Non-BIDS vs. BIDS workflow: This tutorial demonstrates that niBuild workflows are not limited to BIDS-formatted data. Any collection of NIfTI images can be used as input by providing them as a file array through an Input node. The key requirement is that the order of files in the array matches the row order in the design matrix.

Study-specific template creation: The full FSL-VBM protocol creates a study-specific template rather than registering directly to MNI152. To do this: 1. Run the pipeline through the FLIRT step for all subjects (affine registration to MNI). 2. Use fslmerge (set dimension: t) to concatenate all affine-registered GM maps into a 4D stack. 3. Use fslmaths with Tmean: true to average the 4D stack into a single mean GM template. 4. Use this mean template as the reference for FNIRT in a second pass, re-running FNIRT + modulation + smoothing against the study-specific template.

This two-pass approach improves registration quality by reducing bias toward the MNI template shape.

Controlling for covariates: The design matrix generated by prepare_data.py includes demeaned age and sex as covariates. Additional covariates such as estimated total intracranial volume (eTIV, available in oasis_cross-sectional.csv) or education level can be added by modifying prepare_data.py to include extra columns.
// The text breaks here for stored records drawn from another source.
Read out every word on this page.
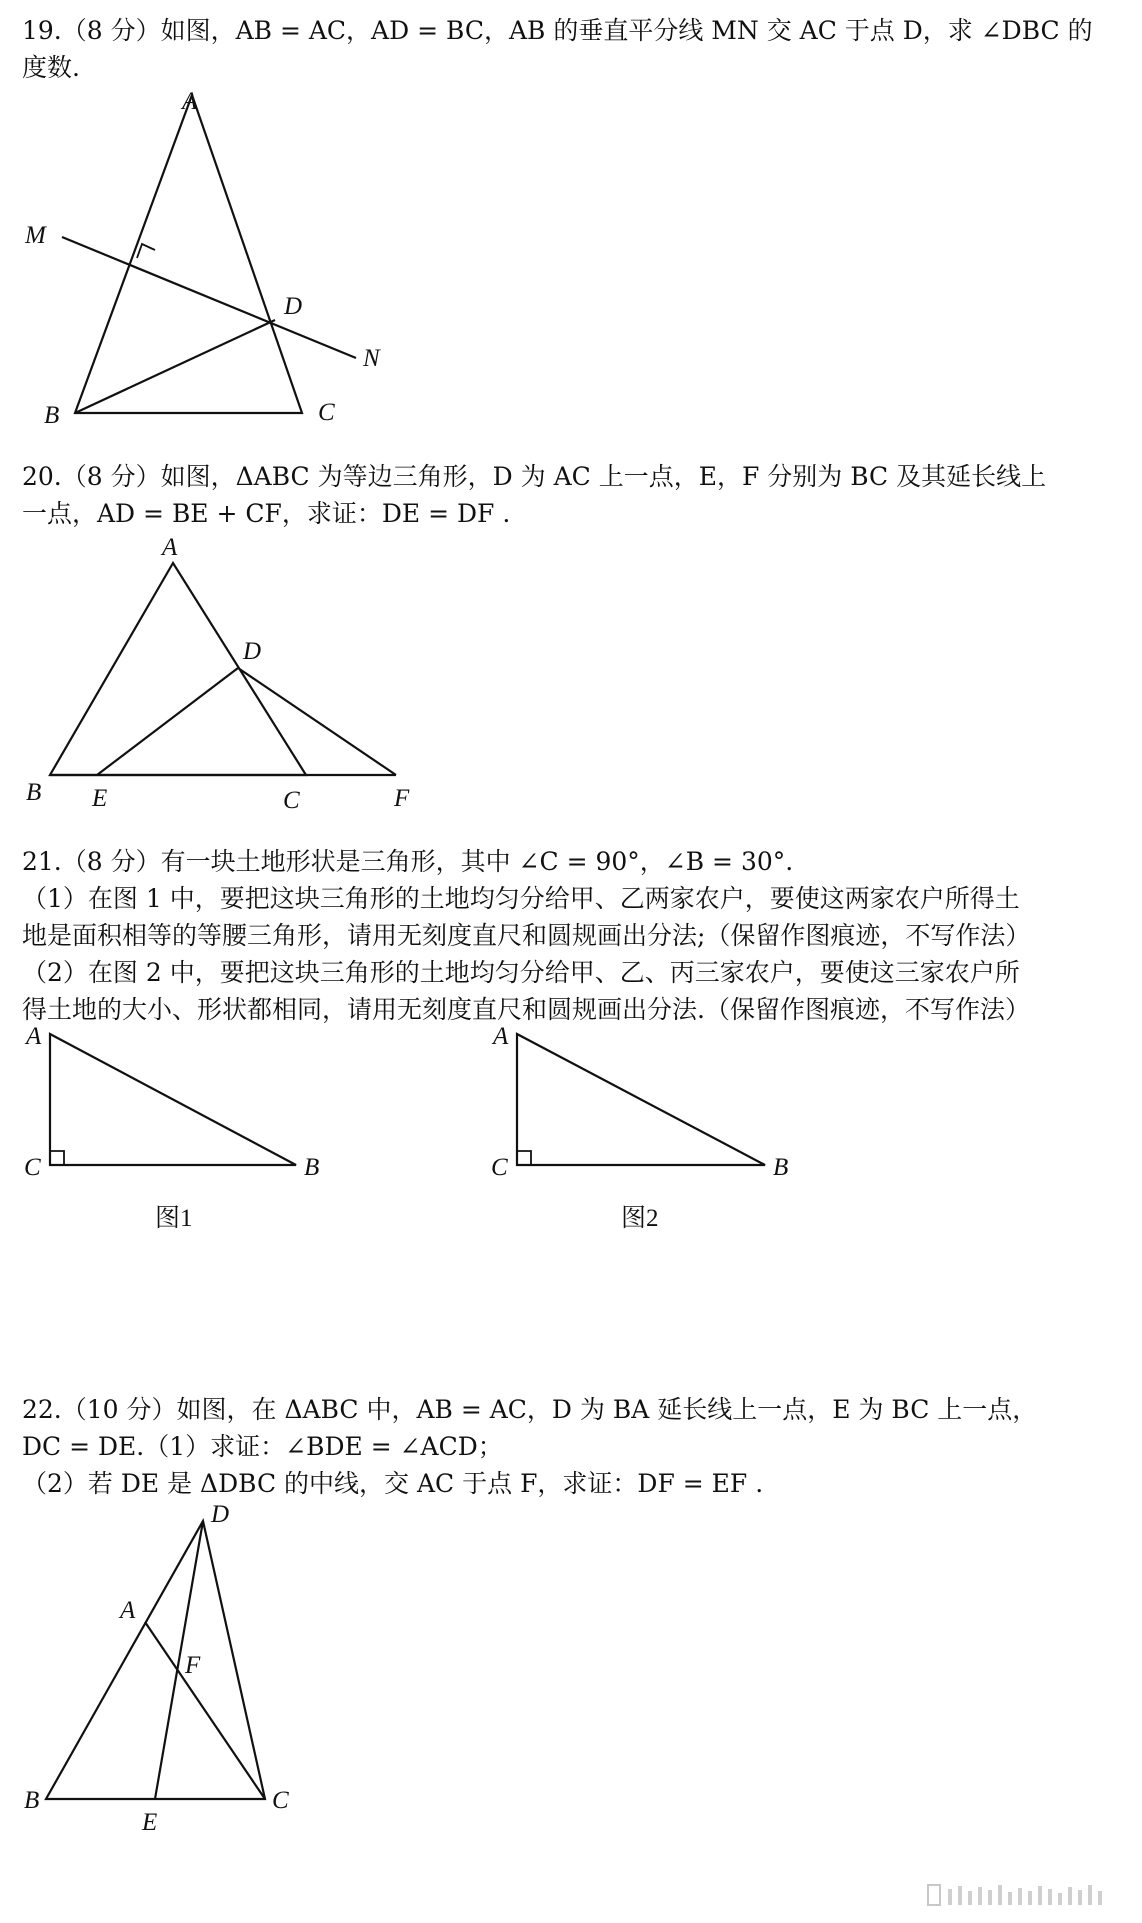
19.（8 分）如图，AB = AC，AD = BC，AB 的垂直平分线 MN 交 AC 于点 D，求 ∠DBC 的

度数.

A
M
D
N
B	C

20.（8 分）如图，ΔABC 为等边三角形，D 为 AC 上一点，E，F 分别为 BC 及其延长线上

一点，AD = BE + CF，求证：DE = DF .

A
D
B E	C	F

21.（8 分）有一块土地形状是三角形，其中 ∠C = 90°，∠B = 30°.

（1）在图 1 中，要把这块三角形的土地均匀分给甲、乙两家农户，要使这两家农户所得土

地是面积相等的等腰三角形，请用无刻度直尺和圆规画出分法;（保留作图痕迹，不写作法）

（2）在图 2 中，要把这块三角形的土地均匀分给甲、乙、丙三家农户，要使这三家农户所

得土地的大小、形状都相同，请用无刻度直尺和圆规画出分法.（保留作图痕迹，不写作法）

A
C	B
图1
A
C	B
图2

22.（10 分）如图，在 ΔABC 中，AB = AC，D 为 BA 延长线上一点，E 为 BC 上一点，

DC = DE.（1）求证：∠BDE = ∠ACD；

（2）若 DE 是 ΔDBC 的中线，交 AC 于点 F，求证：DF = EF .

D
A
F
B
E
C
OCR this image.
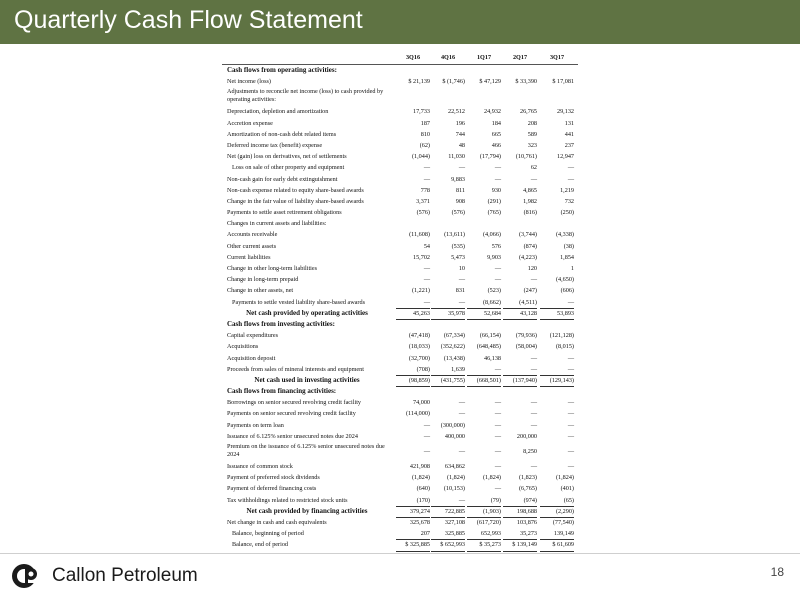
Quarterly Cash Flow Statement
3Q16	4Q16	1Q17	2Q17	3Q17
Cash flows from operating activities:
Net income (loss)	$ 21,139	$ (1,746)	$ 47,129	$ 33,390	$ 17,081
Adjustments to reconcile net income (loss) to cash provided by operating activities:
Depreciation, depletion and amortization	17,733	22,512	24,932	26,765	29,132
Accretion expense	187	196	184	208	131
Amortization of non-cash debt related items	810	744	665	589	441
Deferred income tax (benefit) expense	(62)	48	466	323	237
Net (gain) loss on derivatives, net of settlements	(1,044)	11,030	(17,794)	(10,761)	12,947
Loss on sale of other property and equipment	—	—	—	62	—
Non-cash gain for early debt extinguishment	—	9,883	—	—	—
Non-cash expense related to equity share-based awards	778	811	930	4,865	1,219
Change in the fair value of liability share-based awards	3,371	908	(291)	1,982	732
Payments to settle asset retirement obligations	(576)	(576)	(765)	(816)	(250)
Changes in current assets and liabilities:
Accounts receivable	(11,608)	(13,611)	(4,066)	(3,744)	(4,338)
Other current assets	54	(535)	576	(874)	(38)
Current liabilities	15,702	5,473	9,903	(4,223)	1,854
Change in other long-term liabilities	—	10	—	120	1
Change in long-term prepaid	—	—	—	—	(4,650)
Change in other assets, net	(1,221)	831	(523)	(247)	(606)
Payments to settle vested liability share-based awards	—	—	(8,662)	(4,511)	—
Net cash provided by operating activities	45,263	35,978	52,684	43,128	53,893
Cash flows from investing activities:
Capital expenditures	(47,418)	(67,334)	(66,154)	(79,936)	(121,128)
Acquisitions	(18,033)	(352,622)	(648,485)	(58,004)	(8,015)
Acquisition deposit	(32,700)	(13,438)	46,138	—	—
Proceeds from sales of mineral interests and equipment	(708)	1,639	—	—	—
Net cash used in investing activities	(98,859)	(431,755)	(668,501)	(137,940)	(129,143)
Cash flows from financing activities:
Borrowings on senior secured revolving credit facility	74,000	—	—	—	—
Payments on senior secured revolving credit facility	(114,000)	—	—	—	—
Payments on term loan	—	(300,000)	—	—	—
Issuance of 6.125% senior unsecured notes due 2024	—	400,000	—	200,000	—
Premium on the issuance of 6.125% senior unsecured notes due 2024	—	—	—	8,250	—
Issuance of common stock	421,908	634,862	—	—	—
Payment of preferred stock dividends	(1,824)	(1,824)	(1,824)	(1,823)	(1,824)
Payment of deferred financing costs	(640)	(10,153)	—	(6,765)	(401)
Tax withholdings related to restricted stock units	(170)	—	(79)	(974)	(65)
Net cash provided by financing activities	379,274	722,885	(1,903)	198,688	(2,290)
Net change in cash and cash equivalents	325,678	327,108	(617,720)	103,876	(77,540)
Balance, beginning of period	207	325,885	652,993	35,273	139,149
Balance, end of period	$ 325,885	$ 652,993	$ 35,273	$ 139,149	$ 61,609
Callon Petroleum	18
CDR subgroup analyses: The default analysis groups all CDR >= 0.5 subjects together. For more targeted analyses, you can modify prepare_data.py to compare: - CDR 0 vs. CDR 0.5 only — to detect the earliest structural changes - CDR 0 vs. CDR 1+ — to maximize effect size with clinically demented subjects - Three-group F-test (CDR 0 vs. 0.5 vs. 1+) — to test for a dose-response relationship with dementia severity

Multi-subject processing with scatter: Because the t1w Input is a file array, scatter automatically parallelizes the per-subject preprocessing chain. Each subject is processed independently through all six steps, producing one smoothed GM map per subject.
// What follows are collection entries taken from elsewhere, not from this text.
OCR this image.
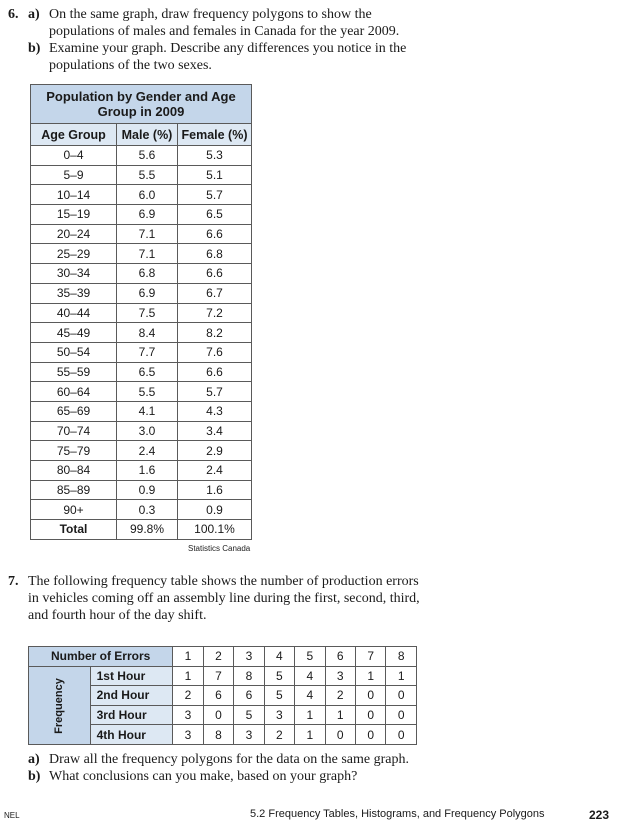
6. a) On the same graph, draw frequency polygons to show the
populations of males and females in Canada for the year 2009.
b) Examine your graph. Describe any differences you notice in the
populations of the two sexes.
Population by Gender and Age
Group in 2009		
Age Group	Male (%)	Female (%)
0–4	5.6	5.3
5–9	5.5	5.1
10–14	6.0	5.7
15–19	6.9	6.5
20–24	7.1	6.6
25–29	7.1	6.8
30–34	6.8	6.6
35–39	6.9	6.7
40–44	7.5	7.2
45–49	8.4	8.2
50–54	7.7	7.6
55–59	6.5	6.6
60–64	5.5	5.7
65–69	4.1	4.3
70–74	3.0	3.4
75–79	2.4	2.9
80–84	1.6	2.4
85–89	0.9	1.6
90+	0.3	0.9
Total	99.8%	100.1%
Statistics Canada
7. The following frequency table shows the number of production errors
in vehicles coming off an assembly line during the first, second, third,
and fourth hour of the day shift.
Number of Errors		1	2	3	4	5	6	7	8
Frequency	1st Hour	1	7	8	5	4	3	1	1
	2nd Hour	2	6	6	5	4	2	0	0
	3rd Hour	3	0	5	3	1	1	0	0
	4th Hour	3	8	3	2	1	0	0	0
a) Draw all the frequency polygons for the data on the same graph.
b) What conclusions can you make, based on your graph?
NEL	5.2 Frequency Tables, Histograms, and Frequency Polygons	223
Save as a custom workflow: To reuse this VBM pipeline in other projects, type a name in the Name field (top bar) and click Save Workflow. The pipeline appears under My Workflows in the left menu and can be dragged onto any future canvas as a single composite node.

Use the CWL Preview panel: Before exporting, open the CWL Preview panel to inspect the generated CWL and job YAML in real time. This helps catch wiring mistakes or missing parameters before you download the bundle.
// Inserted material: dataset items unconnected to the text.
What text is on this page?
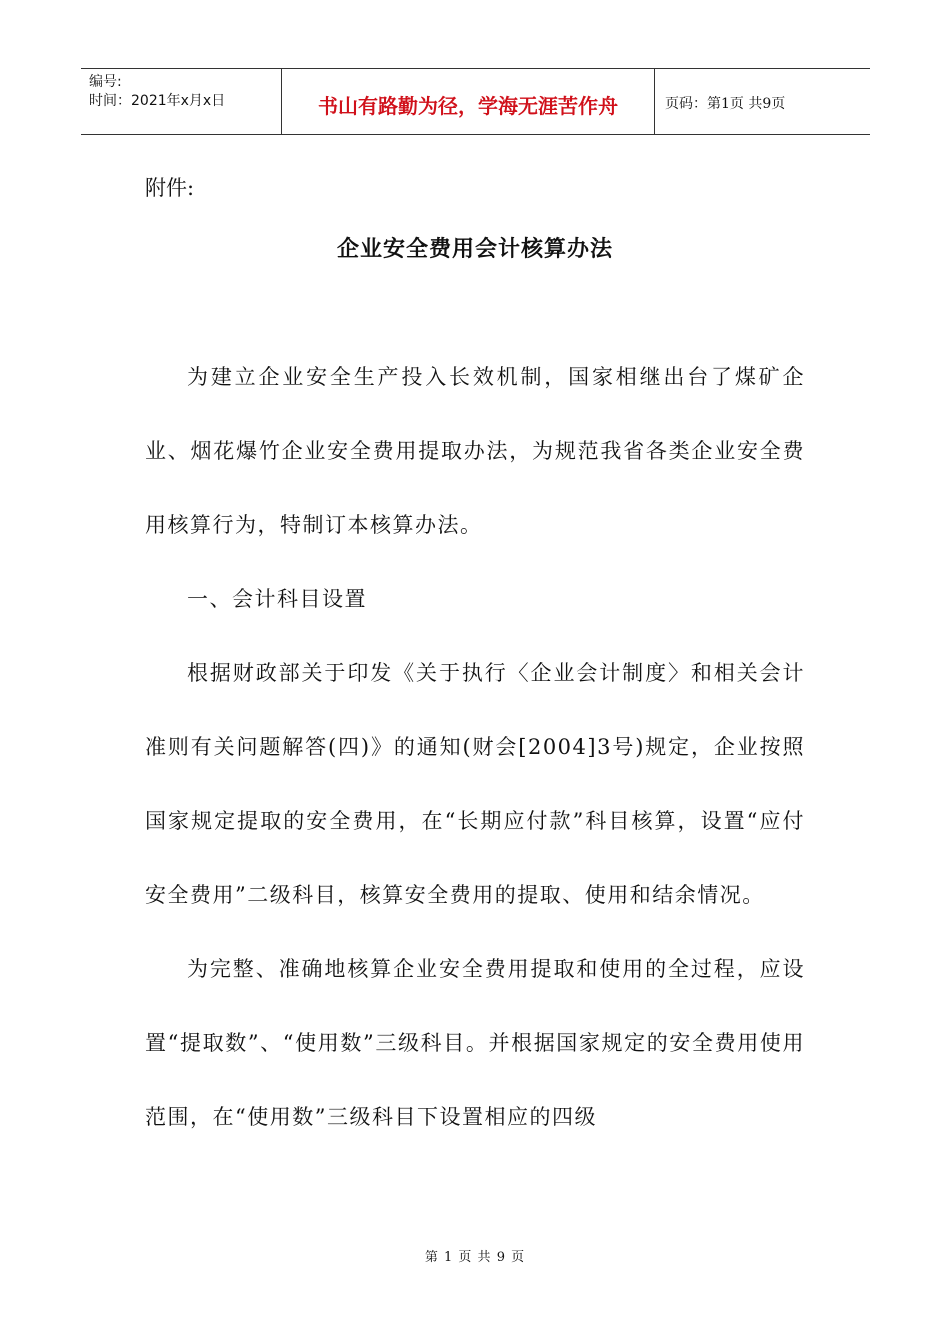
编号:
时间：2021年x月x日	书山有路勤为径，学海无涯苦作舟	页码：第1页 共9页
附件:
企业安全费用会计核算办法

为建立企业安全生产投入长效机制，国家相继出台了煤矿企业、烟花爆竹企业安全费用提取办法，为规范我省各类企业安全费用核算行为，特制订本核算办法。

一、会计科目设置

根据财政部关于印发《关于执行〈企业会计制度〉和相关会计准则有关问题解答(四)》的通知(财会[2004]3号)规定，企业按照国家规定提取的安全费用，在“长期应付款”科目核算，设置“应付安全费用”二级科目，核算安全费用的提取、使用和结余情况。

为完整、准确地核算企业安全费用提取和使用的全过程，应设置“提取数”、“使用数”三级科目。并根据国家规定的安全费用使用范围，在“使用数”三级科目下设置相应的四级

第 1 页 共 9 页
Alternative: fsl_anat for preprocessing: If you prefer an integrated structural preprocessing step, drag the fsl_anat node instead of separate BET + FAST steps. fsl_anat performs reorientation, cropping, bias correction, brain extraction, and tissue segmentation in a single operation. You would then wire its outputs to the registration steps.